Digital is exactly the same and FinTech is creating its own winners. Take TransferWise which makes international money transfer cheap and easy. Or LendInvest which is concerned with property lending and investment. Both are transforming the experience of traditional things—money transfer and home loans—into something quicker, cheaper and easier. The losers are existing players, established banks and lenders, who have a lot of sunk costs and capital requirements and cannot adapt quickly.

The winners are the firms, their entrepreneurs, their employees and the professional services that support FinTech and, above all, the consumer: he or she saves time and money as innovation and competition do their work.

At the same time the firms concerned will have to cope with new regulation on data, the growing risk of cyber-crime and many new post financial crisis rules filling the corporate intray.

So, we see the need for major, well-managed adaptation in the financial sector—at the same time as we are awaiting news of the way in which Brexit will change the landscape of that same sector.

When we come to Brexit FinTech is UK services in microcosm, but it is a young, entrepreneurial and adaptive sector not weighed down by problem legacy businesses.

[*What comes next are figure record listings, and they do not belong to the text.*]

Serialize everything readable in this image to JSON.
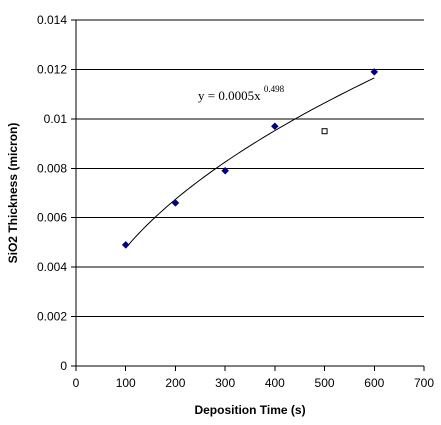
{
  "chart_data": {
    "type": "scatter",
    "title": "",
    "xlabel": "Deposition Time (s)",
    "ylabel": "SiO2 Thickness (micron)",
    "xlim": [
      0,
      700
    ],
    "ylim": [
      0,
      0.014
    ],
    "x_ticks": [
      0,
      100,
      200,
      300,
      400,
      500,
      600,
      700
    ],
    "y_ticks": [
      0,
      0.002,
      0.004,
      0.006,
      0.008,
      0.01,
      0.012,
      0.014
    ],
    "x_tick_labels": [
      "0",
      "100",
      "200",
      "300",
      "400",
      "500",
      "600",
      "700"
    ],
    "y_tick_labels": [
      "0",
      "0.002",
      "0.004",
      "0.006",
      "0.008",
      "0.01",
      "0.012",
      "0.014"
    ],
    "grid": "horizontal",
    "legend": "none",
    "series": [
      {
        "marker": "filled-diamond",
        "color": "#000080",
        "x": [
          100,
          200,
          300,
          400,
          600
        ],
        "y": [
          0.0049,
          0.0066,
          0.0079,
          0.0097,
          0.0119
        ]
      },
      {
        "marker": "open-square",
        "color": "#000000",
        "x": [
          500
        ],
        "y": [
          0.0095
        ]
      }
    ],
    "trendline": {
      "type": "power",
      "coefficient": 0.0005,
      "exponent": 0.498,
      "x_range": [
        100,
        600
      ],
      "color": "#000000",
      "label_main": "y = 0.0005x",
      "label_exponent": "0.498"
    }
  }
}
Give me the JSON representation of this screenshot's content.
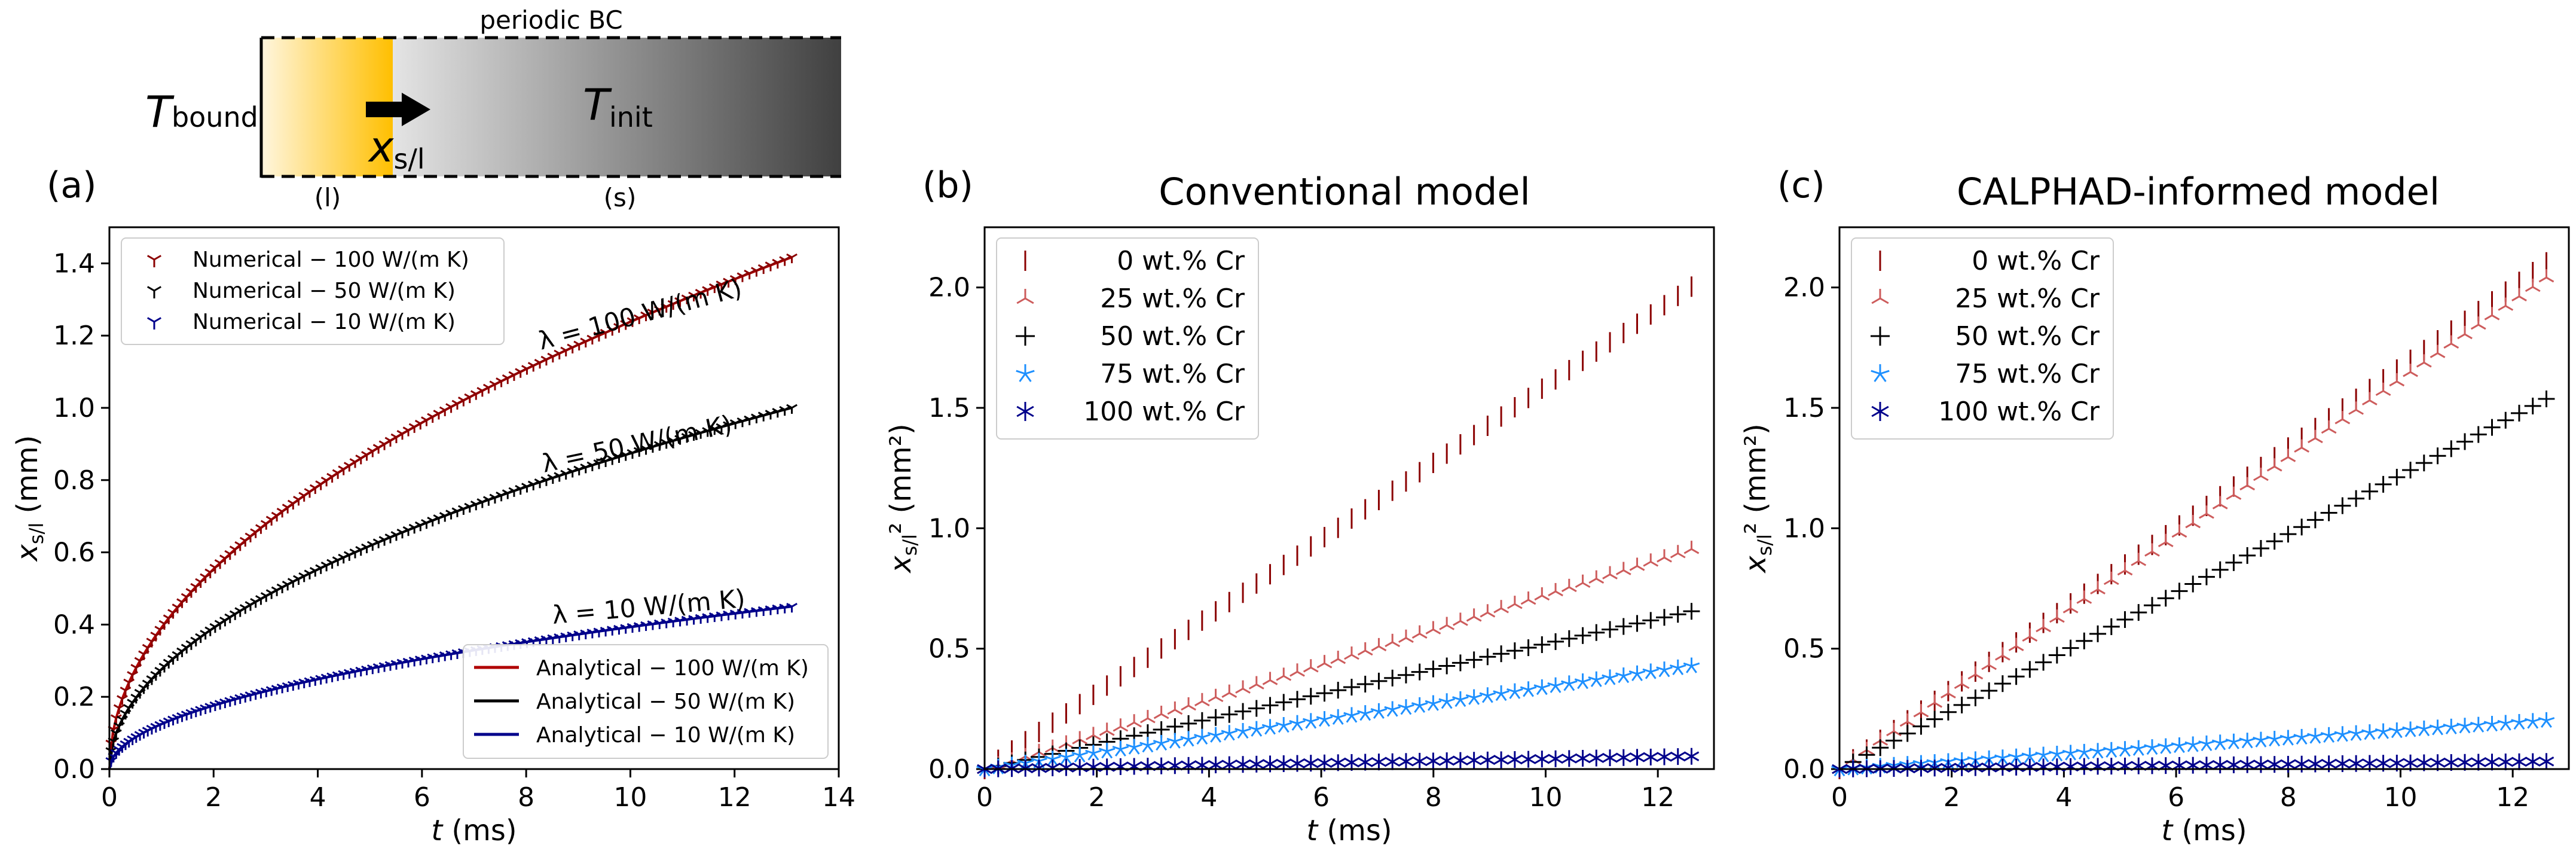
{
  "schematic": {
    "top_label": "periodic BC",
    "t_bound": "T",
    "t_bound_sub": "bound",
    "t_init": "T",
    "t_init_sub": "init",
    "front": "x",
    "front_sub": "s/l",
    "liquid_label": "(l)",
    "solid_label": "(s)"
  },
  "chart_data": [
    {
      "id": "a",
      "type": "line",
      "panel_label": "(a)",
      "title": "",
      "xlabel": "t (ms)",
      "ylabel": "x_s/l (mm)",
      "xlim": [
        0,
        14
      ],
      "ylim": [
        0,
        1.5
      ],
      "xticks": [
        "0",
        "2",
        "4",
        "6",
        "8",
        "10",
        "12",
        "14"
      ],
      "yticks": [
        "0.0",
        "0.2",
        "0.4",
        "0.6",
        "0.8",
        "1.0",
        "1.2",
        "1.4"
      ],
      "x_end": 13.1,
      "series": [
        {
          "name": "Numerical − 100 W/(m K)",
          "kind": "numerical",
          "marker": "tri-up",
          "color": "#8b0000",
          "coef": 0.3915
        },
        {
          "name": "Numerical − 50 W/(m K)",
          "kind": "numerical",
          "marker": "tri-up",
          "color": "#000000",
          "coef": 0.2763
        },
        {
          "name": "Numerical − 10 W/(m K)",
          "kind": "numerical",
          "marker": "tri-up",
          "color": "#00008b",
          "coef": 0.1243
        },
        {
          "name": "Analytical − 100 W/(m K)",
          "kind": "analytical",
          "color": "#b00000",
          "coef": 0.3915
        },
        {
          "name": "Analytical − 50 W/(m K)",
          "kind": "analytical",
          "color": "#000000",
          "coef": 0.2763
        },
        {
          "name": "Analytical − 10 W/(m K)",
          "kind": "analytical",
          "color": "#00008b",
          "coef": 0.1243
        }
      ],
      "annotations": [
        "λ = 100 W/(m K)",
        "λ = 50 W/(m K)",
        "λ = 10 W/(m K)"
      ],
      "legend_numerical": "upper-left",
      "legend_analytical": "lower-right"
    },
    {
      "id": "b",
      "type": "scatter",
      "panel_label": "(b)",
      "title": "Conventional model",
      "xlabel": "t (ms)",
      "ylabel": "x_s/l² (mm²)",
      "xlim": [
        0,
        13.0
      ],
      "ylim": [
        0,
        2.25
      ],
      "xticks": [
        "0",
        "2",
        "4",
        "6",
        "8",
        "10",
        "12"
      ],
      "yticks": [
        "0.0",
        "0.5",
        "1.0",
        "1.5",
        "2.0"
      ],
      "x_end": 12.6,
      "series": [
        {
          "name": "0 wt.% Cr",
          "marker": "vline",
          "color": "#8b0000",
          "slope": 0.159
        },
        {
          "name": "25 wt.% Cr",
          "marker": "tri",
          "color": "#cd5c5c",
          "slope": 0.0725
        },
        {
          "name": "50 wt.% Cr",
          "marker": "plus",
          "color": "#000000",
          "slope": 0.052
        },
        {
          "name": "75 wt.% Cr",
          "marker": "star",
          "color": "#1e90ff",
          "slope": 0.034
        },
        {
          "name": "100 wt.% Cr",
          "marker": "asterisk",
          "color": "#00008b",
          "slope": 0.0042
        }
      ],
      "legend": "upper-left"
    },
    {
      "id": "c",
      "type": "scatter",
      "panel_label": "(c)",
      "title": "CALPHAD-informed model",
      "xlabel": "t (ms)",
      "ylabel": "x_s/l² (mm²)",
      "xlim": [
        0,
        13.0
      ],
      "ylim": [
        0,
        2.25
      ],
      "xticks": [
        "0",
        "2",
        "4",
        "6",
        "8",
        "10",
        "12"
      ],
      "yticks": [
        "0.0",
        "0.5",
        "1.0",
        "1.5",
        "2.0"
      ],
      "x_end": 12.6,
      "series": [
        {
          "name": "0 wt.% Cr",
          "marker": "vline",
          "color": "#8b0000",
          "slope": 0.167
        },
        {
          "name": "25 wt.% Cr",
          "marker": "tri",
          "color": "#cd5c5c",
          "slope": 0.162
        },
        {
          "name": "50 wt.% Cr",
          "marker": "plus",
          "color": "#000000",
          "slope": 0.122
        },
        {
          "name": "75 wt.% Cr",
          "marker": "star",
          "color": "#1e90ff",
          "slope": 0.016
        },
        {
          "name": "100 wt.% Cr",
          "marker": "asterisk",
          "color": "#00008b",
          "slope": 0.0025
        }
      ],
      "legend": "upper-left"
    }
  ]
}
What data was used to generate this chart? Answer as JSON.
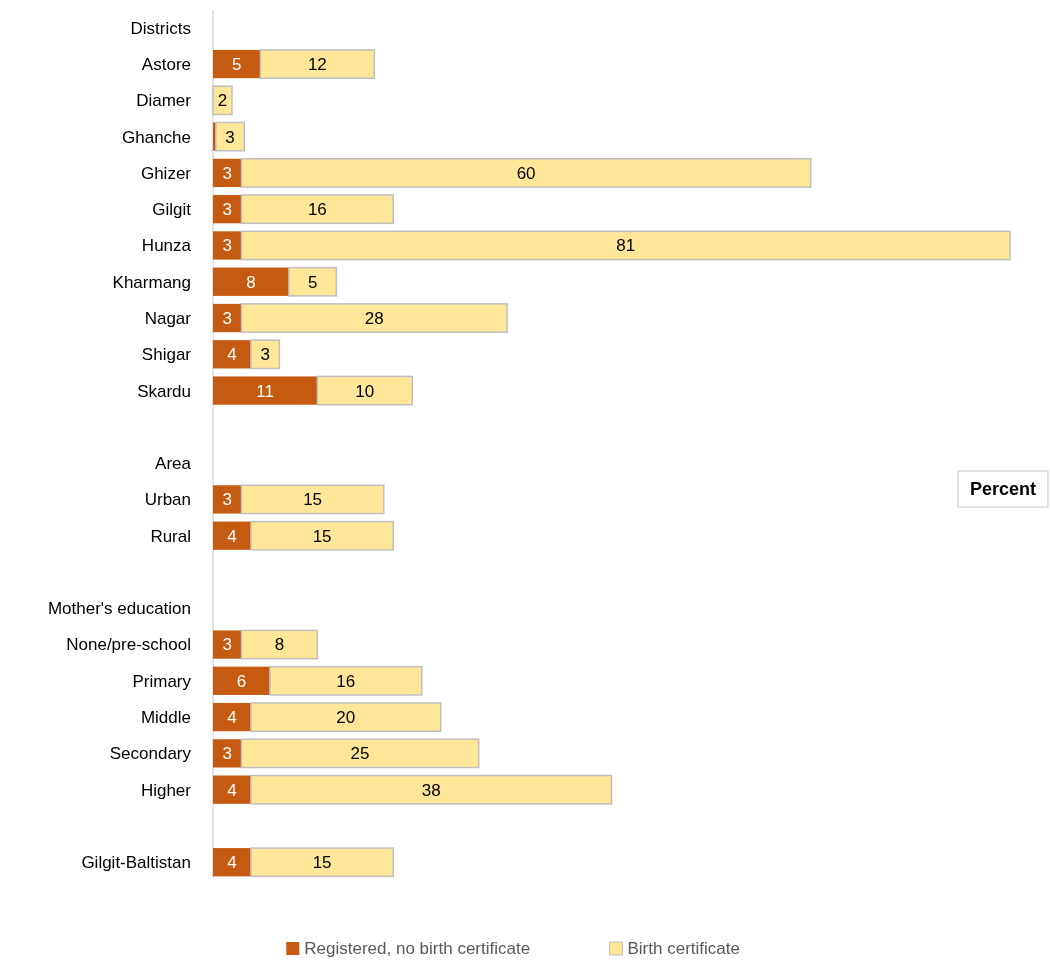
{
  "chart_data": {
    "type": "bar",
    "orientation": "horizontal",
    "stacked": true,
    "legend": "bottom",
    "annotations": [
      "Percent"
    ],
    "categories": [
      "Districts",
      "Astore",
      "Diamer",
      "Ghanche",
      "Ghizer",
      "Gilgit",
      "Hunza",
      "Kharmang",
      "Nagar",
      "Shigar",
      "Skardu",
      null,
      "Area",
      "Urban",
      "Rural",
      null,
      "Mother's education",
      "None/pre-school",
      "Primary",
      "Middle",
      "Secondary",
      "Higher",
      null,
      "Gilgit-Baltistan"
    ],
    "series": [
      {
        "name": "Registered, no birth certificate",
        "color": "#c55a11",
        "values": [
          null,
          5,
          0,
          0.3,
          3,
          3,
          3,
          8,
          3,
          4,
          11,
          null,
          null,
          3,
          4,
          null,
          null,
          3,
          6,
          4,
          3,
          4,
          null,
          4
        ],
        "value_labels": [
          null,
          "5",
          null,
          null,
          "3",
          "3",
          "3",
          "8",
          "3",
          "4",
          "11",
          null,
          null,
          "3",
          "4",
          null,
          null,
          "3",
          "6",
          "4",
          "3",
          "4",
          null,
          "4"
        ]
      },
      {
        "name": "Birth certificate",
        "color": "#ffe699",
        "values": [
          null,
          12,
          2,
          3,
          60,
          16,
          81,
          5,
          28,
          3,
          10,
          null,
          null,
          15,
          15,
          null,
          null,
          8,
          16,
          20,
          25,
          38,
          null,
          15
        ],
        "value_labels": [
          null,
          "12",
          "2",
          "3",
          "60",
          "16",
          "81",
          "5",
          "28",
          "3",
          "10",
          null,
          null,
          "15",
          "15",
          null,
          null,
          "8",
          "16",
          "20",
          "25",
          "38",
          null,
          "15"
        ]
      }
    ]
  }
}
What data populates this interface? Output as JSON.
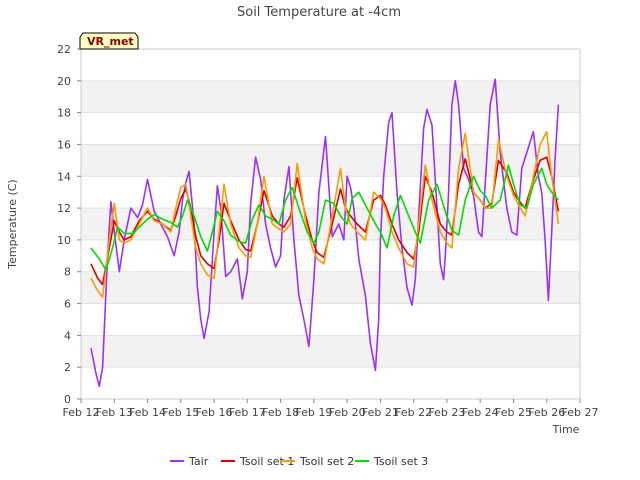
{
  "chart_data": {
    "type": "line",
    "title": "Soil Temperature at -4cm",
    "xlabel": "Time",
    "ylabel": "Temperature (C)",
    "badge": "VR_met",
    "x_ticks": [
      "Feb 12",
      "Feb 13",
      "Feb 14",
      "Feb 15",
      "Feb 16",
      "Feb 17",
      "Feb 18",
      "Feb 19",
      "Feb 20",
      "Feb 21",
      "Feb 22",
      "Feb 23",
      "Feb 24",
      "Feb 25",
      "Feb 26",
      "Feb 27"
    ],
    "xlim": [
      12,
      27
    ],
    "ylim": [
      0,
      22
    ],
    "y_ticks": [
      0,
      2,
      4,
      6,
      8,
      10,
      12,
      14,
      16,
      18,
      20,
      22
    ],
    "grid": "horizontal bands",
    "legend_position": "bottom",
    "series": [
      {
        "name": "Tair",
        "color": "#9b30ff",
        "x": [
          12.3,
          12.45,
          12.55,
          12.65,
          12.8,
          12.9,
          13.0,
          13.15,
          13.3,
          13.5,
          13.7,
          13.85,
          14.0,
          14.2,
          14.4,
          14.6,
          14.8,
          14.95,
          15.05,
          15.15,
          15.25,
          15.4,
          15.5,
          15.6,
          15.7,
          15.85,
          16.0,
          16.1,
          16.2,
          16.35,
          16.5,
          16.7,
          16.85,
          17.0,
          17.1,
          17.25,
          17.4,
          17.55,
          17.7,
          17.85,
          18.0,
          18.1,
          18.25,
          18.4,
          18.55,
          18.7,
          18.85,
          19.0,
          19.15,
          19.35,
          19.55,
          19.75,
          19.9,
          20.0,
          20.1,
          20.2,
          20.35,
          20.55,
          20.7,
          20.85,
          20.95,
          21.0,
          21.1,
          21.25,
          21.35,
          21.5,
          21.65,
          21.8,
          21.95,
          22.05,
          22.15,
          22.3,
          22.4,
          22.55,
          22.7,
          22.8,
          22.9,
          22.95,
          23.05,
          23.15,
          23.25,
          23.35,
          23.5,
          23.65,
          23.8,
          23.95,
          24.05,
          24.15,
          24.3,
          24.45,
          24.6,
          24.8,
          24.95,
          25.1,
          25.25,
          25.4,
          25.6,
          25.75,
          25.85,
          25.95,
          26.05,
          26.15,
          26.25,
          26.35
        ],
        "y": [
          3.2,
          1.6,
          0.8,
          2.0,
          9.0,
          12.4,
          10.5,
          8.0,
          10.0,
          12.0,
          11.4,
          12.2,
          13.8,
          11.8,
          11.0,
          10.2,
          9.0,
          10.5,
          12.5,
          13.6,
          14.3,
          11.0,
          7.0,
          5.0,
          3.8,
          5.5,
          10.5,
          13.4,
          12.0,
          7.7,
          8.0,
          8.8,
          6.3,
          8.0,
          12.3,
          15.2,
          13.8,
          11.0,
          9.5,
          8.3,
          9.0,
          12.5,
          14.6,
          10.0,
          6.5,
          5.0,
          3.3,
          7.5,
          13.0,
          16.5,
          10.2,
          11.0,
          10.0,
          14.0,
          13.3,
          12.0,
          8.8,
          6.5,
          3.5,
          1.8,
          5.0,
          10.0,
          14.0,
          17.4,
          18.0,
          13.0,
          9.5,
          7.0,
          5.9,
          7.5,
          11.5,
          17.0,
          18.2,
          17.2,
          12.0,
          8.5,
          7.5,
          9.0,
          13.0,
          18.5,
          20.0,
          18.5,
          14.5,
          13.8,
          12.8,
          10.5,
          10.2,
          13.5,
          18.5,
          20.1,
          15.5,
          12.0,
          10.5,
          10.3,
          14.5,
          15.5,
          16.8,
          14.0,
          13.0,
          10.0,
          6.2,
          10.5,
          15.0,
          18.5
        ],
        "note": "final segment continues through Feb 26"
      },
      {
        "name": "Tsoil set 1",
        "color": "#dd0000",
        "x": [
          12.3,
          12.5,
          12.65,
          12.85,
          13.0,
          13.15,
          13.3,
          13.5,
          13.75,
          14.0,
          14.2,
          14.45,
          14.7,
          14.85,
          15.0,
          15.15,
          15.3,
          15.45,
          15.6,
          15.8,
          16.0,
          16.15,
          16.3,
          16.5,
          16.75,
          16.95,
          17.1,
          17.3,
          17.5,
          17.75,
          17.95,
          18.1,
          18.3,
          18.5,
          18.75,
          18.95,
          19.1,
          19.3,
          19.55,
          19.8,
          19.95,
          20.1,
          20.3,
          20.55,
          20.8,
          21.0,
          21.15,
          21.35,
          21.55,
          21.8,
          22.0,
          22.15,
          22.35,
          22.55,
          22.8,
          23.0,
          23.15,
          23.35,
          23.55,
          23.8,
          24.0,
          24.15,
          24.35,
          24.55,
          24.8,
          25.0,
          25.15,
          25.35,
          25.55,
          25.8,
          26.0,
          26.15,
          26.35
        ],
        "y": [
          8.5,
          7.6,
          7.2,
          9.5,
          11.2,
          10.5,
          10.0,
          10.2,
          11.2,
          11.8,
          11.3,
          11.0,
          10.6,
          11.5,
          12.6,
          13.2,
          12.0,
          10.2,
          9.0,
          8.5,
          8.2,
          10.0,
          12.3,
          11.2,
          10.0,
          9.4,
          9.3,
          11.0,
          13.1,
          11.5,
          11.0,
          10.8,
          11.5,
          13.9,
          11.5,
          10.0,
          9.2,
          8.9,
          11.0,
          13.2,
          12.0,
          11.5,
          11.0,
          10.5,
          12.5,
          12.8,
          12.2,
          11.0,
          10.0,
          9.2,
          8.8,
          10.5,
          14.0,
          13.0,
          11.0,
          10.5,
          10.3,
          13.5,
          15.1,
          13.0,
          12.5,
          12.0,
          12.3,
          15.0,
          14.2,
          13.0,
          12.5,
          12.0,
          13.5,
          15.0,
          15.2,
          14.0,
          11.8
        ]
      },
      {
        "name": "Tsoil set 2",
        "color": "#ff9900",
        "x": [
          12.3,
          12.5,
          12.65,
          12.85,
          13.0,
          13.15,
          13.3,
          13.5,
          13.75,
          14.0,
          14.2,
          14.45,
          14.7,
          14.85,
          15.0,
          15.15,
          15.3,
          15.45,
          15.6,
          15.8,
          16.0,
          16.15,
          16.3,
          16.5,
          16.75,
          16.95,
          17.1,
          17.3,
          17.5,
          17.75,
          17.95,
          18.1,
          18.3,
          18.5,
          18.75,
          18.95,
          19.1,
          19.3,
          19.55,
          19.8,
          19.95,
          20.1,
          20.3,
          20.55,
          20.8,
          21.0,
          21.15,
          21.35,
          21.55,
          21.8,
          22.0,
          22.15,
          22.35,
          22.55,
          22.8,
          23.0,
          23.15,
          23.35,
          23.55,
          23.8,
          24.0,
          24.15,
          24.35,
          24.55,
          24.8,
          25.0,
          25.15,
          25.35,
          25.55,
          25.8,
          26.0,
          26.15,
          26.35
        ],
        "y": [
          7.6,
          6.8,
          6.4,
          10.0,
          12.3,
          10.0,
          9.8,
          10.0,
          11.0,
          12.0,
          11.2,
          11.0,
          10.5,
          12.0,
          13.3,
          13.5,
          11.5,
          9.5,
          8.5,
          7.8,
          7.6,
          10.5,
          13.5,
          11.0,
          9.5,
          9.0,
          8.9,
          11.0,
          14.0,
          11.0,
          10.7,
          10.5,
          11.0,
          14.8,
          11.2,
          9.5,
          8.8,
          8.5,
          11.5,
          14.5,
          12.0,
          11.0,
          10.5,
          10.0,
          13.0,
          12.6,
          12.0,
          10.5,
          9.5,
          8.5,
          8.3,
          11.0,
          14.7,
          12.5,
          10.5,
          9.8,
          9.5,
          14.5,
          16.7,
          13.0,
          12.5,
          12.0,
          12.0,
          16.3,
          14.0,
          12.8,
          12.2,
          11.5,
          13.5,
          16.0,
          16.8,
          14.0,
          11.0
        ]
      },
      {
        "name": "Tsoil set 3",
        "color": "#00dd00",
        "x": [
          12.3,
          12.55,
          12.75,
          12.95,
          13.1,
          13.3,
          13.55,
          13.8,
          14.0,
          14.2,
          14.45,
          14.7,
          14.9,
          15.05,
          15.2,
          15.4,
          15.6,
          15.8,
          15.95,
          16.1,
          16.3,
          16.5,
          16.75,
          16.95,
          17.15,
          17.35,
          17.55,
          17.75,
          17.95,
          18.15,
          18.35,
          18.55,
          18.8,
          19.0,
          19.15,
          19.35,
          19.6,
          19.8,
          20.0,
          20.15,
          20.35,
          20.6,
          20.85,
          21.0,
          21.2,
          21.4,
          21.6,
          21.85,
          22.05,
          22.2,
          22.45,
          22.7,
          22.95,
          23.15,
          23.35,
          23.55,
          23.8,
          24.0,
          24.15,
          24.35,
          24.6,
          24.85,
          25.0,
          25.2,
          25.4,
          25.6,
          25.85,
          26.0,
          26.15,
          26.35
        ],
        "y": [
          9.5,
          8.8,
          8.1,
          9.5,
          10.8,
          10.4,
          10.4,
          10.9,
          11.3,
          11.6,
          11.3,
          11.1,
          10.8,
          11.5,
          12.5,
          11.5,
          10.2,
          9.3,
          10.5,
          11.8,
          11.2,
          10.3,
          9.9,
          9.8,
          11.3,
          12.2,
          11.5,
          11.3,
          11.0,
          12.5,
          13.3,
          12.0,
          10.5,
          9.8,
          10.5,
          12.5,
          12.3,
          11.5,
          11.0,
          12.6,
          13.0,
          12.0,
          11.0,
          10.5,
          9.5,
          11.5,
          12.8,
          11.5,
          10.5,
          9.8,
          12.5,
          13.5,
          11.8,
          10.6,
          10.3,
          12.5,
          14.0,
          13.1,
          12.8,
          12.0,
          12.5,
          14.7,
          13.5,
          12.2,
          12.0,
          13.5,
          14.5,
          13.5,
          13.0,
          12.5
        ]
      }
    ]
  }
}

The key Brexit issues for Fintech

  • Access to talent. The biggest concern of tech entrepreneurs is to continue to attract top people. On this I am confident. The Brexit negotiators seem to be making good progress in securing reciprocal rights for people who have already moved to the U.K. or EU(27); and any Home Office system of control is likely to allow entry to the highly educated, well paid people on whom FinTech rely. They may need to improve apprenticeships and training for locals too, but this is something they should already be doing.
  • Access to capital. The majority of capital for businesses of this kind is already raised privately in London. We will not have access to ECB funds, but the British Business Bank will be strengthened and the Chancellor’s Buffini review is a further opportunity for improvement. FinTech is highly innovative and is itself a source of new finance like peer lending, with companies such as Funding Circle demonstrating the potential.
  • Access to the Single Market. We do not know what the Brexit deal will look like. But both sides have an interest in stability and the free flow of capital and crucially, data. In any event FinTech operators are likely to put a tent peg in other jurisdictions on a contingent basis. Berlin, Paris, Dublin, Amsterdam are all cities in which the modern financial operator should be doing business.
  • The concentration on world trade is great news for FinTech. We have FinTech agreements with Singapore, South Korea and China and we agreed, during a mission to India in April, to strengthen our FinTech bridge.
Brexit will add momentum and urgency in all of these areas. The combination of digital and Brexit will stoke the FinTech revolution. Although originally a Remainer, I have never subscribed to Project Fear and I am optimistic about the sector’s prospects in a changing world.